To put it conversely, if there is no surplus, then all our time is spent attending to our most basic and primitive needs. No matter how much spiritual or intellectual potential you possess, you need protein and fat to maintain the brain and glucose to run it. Therefore, the realm of biological necessity is in one sense at odds with the realm of slack, but in another sense, the foundation or boundary condition for its emergence.
Analogously, an automobile relies on necessity in order to facilitate freedom. The engine, steering, and brakes all work because of the laws of physics, which we then transcend by using the car to take us where we want to go. Obviously, our free choices are not conditioned in the same manner as the internal workings of the automobile.

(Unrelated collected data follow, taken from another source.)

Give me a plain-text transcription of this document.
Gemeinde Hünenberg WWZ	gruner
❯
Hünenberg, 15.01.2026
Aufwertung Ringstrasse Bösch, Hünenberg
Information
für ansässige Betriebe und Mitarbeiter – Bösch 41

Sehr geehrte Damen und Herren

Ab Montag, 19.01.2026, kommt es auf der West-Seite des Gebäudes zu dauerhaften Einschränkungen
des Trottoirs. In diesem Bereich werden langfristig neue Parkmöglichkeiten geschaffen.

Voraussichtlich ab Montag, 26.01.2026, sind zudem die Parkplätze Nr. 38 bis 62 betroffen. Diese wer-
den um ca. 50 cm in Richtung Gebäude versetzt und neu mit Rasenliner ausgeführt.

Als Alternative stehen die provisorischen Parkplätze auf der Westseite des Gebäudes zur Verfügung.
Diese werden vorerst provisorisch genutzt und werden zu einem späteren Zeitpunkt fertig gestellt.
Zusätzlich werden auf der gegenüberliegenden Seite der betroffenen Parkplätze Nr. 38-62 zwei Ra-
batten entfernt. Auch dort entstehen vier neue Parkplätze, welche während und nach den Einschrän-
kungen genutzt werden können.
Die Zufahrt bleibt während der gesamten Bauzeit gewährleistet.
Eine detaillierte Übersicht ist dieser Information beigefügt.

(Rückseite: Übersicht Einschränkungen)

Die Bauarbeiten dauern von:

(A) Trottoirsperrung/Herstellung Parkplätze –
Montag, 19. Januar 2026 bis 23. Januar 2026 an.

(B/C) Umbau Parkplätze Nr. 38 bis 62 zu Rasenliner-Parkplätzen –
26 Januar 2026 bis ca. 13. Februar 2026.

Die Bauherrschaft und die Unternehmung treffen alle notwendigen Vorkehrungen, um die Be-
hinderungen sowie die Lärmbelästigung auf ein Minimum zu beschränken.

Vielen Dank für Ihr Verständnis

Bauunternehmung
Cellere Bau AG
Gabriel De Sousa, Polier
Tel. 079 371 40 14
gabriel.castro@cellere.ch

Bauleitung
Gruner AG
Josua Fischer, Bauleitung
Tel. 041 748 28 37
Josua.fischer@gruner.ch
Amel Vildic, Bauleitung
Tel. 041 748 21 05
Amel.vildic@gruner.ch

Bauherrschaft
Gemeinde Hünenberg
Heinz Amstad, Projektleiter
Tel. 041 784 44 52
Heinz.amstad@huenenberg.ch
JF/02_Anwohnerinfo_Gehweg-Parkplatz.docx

But as we've discussed in the past, that mysterious space between the laws of nature and the interior world of man is everything. Without it, there is no space of contemplation, no distance between impulse and expression, no possibility of introspection. So naturally -- or so it seems to me -- as that space becomes more expansive or available to more people, it's going to have profound consequences, both individually and collectively.
Again, the post-World War II generation -- the boomers -- were born into a world of unprecedented slack. This may sound exaggerated or maybe even funny, but it is absolutely true. There is simply no comparison between, say, my father's childhood and my own. He grew up on a small farm in rural England with no indoor plumbing or central heating, and had an 8th grade education before he was expected to join the anonymous ranks of hard labor.
His own father no doubt had even less slack, in that he worked for the British railway, which I'm guessing involved six days a week, twelve hours a day, until they hand you the watch and you have your heart attack.
But the unique economic circumstances of the post World War II US economy opened up a huge vein of cosmic slack. It is precisely because so many people were no longer tied down to the world of necessity that we see the sudden appearance of various countercultural movements that have culminated in a truly worthless person such as Obama making it to the top of the heap.
He is worthless because instead of using his slack in spiritually, intellectually or economically productive ways, he has used it to attack the very conditions that made it possible, while pursuing every policy that will directly diminish our slack-freedom. In short, he has used his slack to diminish the slack of others, which is an unforgivable cosmic crime for which he will have to answer in the postbiological world.
What is slack? Slack is what I am doing right now: just relaxing in the comfort of my own mental space, with no interior or exterior persecutors telling me what to do. It is Nothing, and yet Everything, depending upon what you do with it.
Lindsey suggests that the Fall of Man was a "descent into necessity." And this is indeed one way to look at it, since in our prelapsarian state we lived off whatever nature provided, but afterwards had to toil by the sweat of our brow to earn our bread. It says that this situation will prevail until we "return to the ground," which I suppose can be taken in two ways: until we are dead and buried, or until we return to Eckhart's primordial ground of slack.
This morning, while driving the boy to school, he asked how much money one has to have in order to be rich. I said that it all depends on the person, which means that wealth is a quality, even a state of mind, not a mere quantity. For a person with few needs, it isn't hard to be wealthy, but the more desires one has, the more money one requires in order to satisfy them.
I added that there are people who spend their lives trying to become wealthy, under the assumption that it wall make them happy. But since they spent their lives in the pursuit of wealth instead of cultivating the habit of happiness, it ends up backfiring.
Even a middle class person in America lives "on the far side of a great fault line, in what prior ages would have considered a dreamscape of miraculous extravagance" (Lindsey). Accompanying this shift was the change "from a scarcity-based mentality of self-restraint to an abundance-based mentality of self-expression."
Lindsey relates this to Maslow's famous hierarchy of needs, which ranges from basic physiological needs at the bottom to things like creativity and spontaneity at the top. However, the pyramid has a number of flaws that I would revise. The first thing I'd do is turn it the other way around to form a V-shape, in order to emphasize that as we ascend, the space becomes wider and more expansive. In other words, slack increases as we push back the vertical horizon.
Also, you will no doubt have noticed that many if not most people use their abundance not to ascend, but in order to try to widen out the narrow base of the pyramid. In other words, imagine someone who merely uses their wealth to satisfy more elaborate physiological needs. But there's nothing one can really do to make that world any roomier.
I mean, you can push back the margins a little, but the best way to do this is via discipline and physical fitness vs. mere indulgence. If one is physically fit, one feels "well" or "content" in that psychophysiological space, and can then use it as a more effective vertical launch pad.
You will also have noticed that when this space opened up in the 1950s, there was indeed a kind of bifurcation in horizontal and vertical directions. Horizontally we had the "sexual revolution," various liberation movements, public defecation masquerading as art, etc. But there was also a legitimate unleashing of spiritual energies.
For example, I have no doubt that this blog can be traced back to those liberating energies. Although there have been detours along the way, the overall thrust of my life has been using this extraordinarily rare gift of slack for vertical exploration and colonization. If you have slack you should try to give it back, not waste it, let alone steal it from others.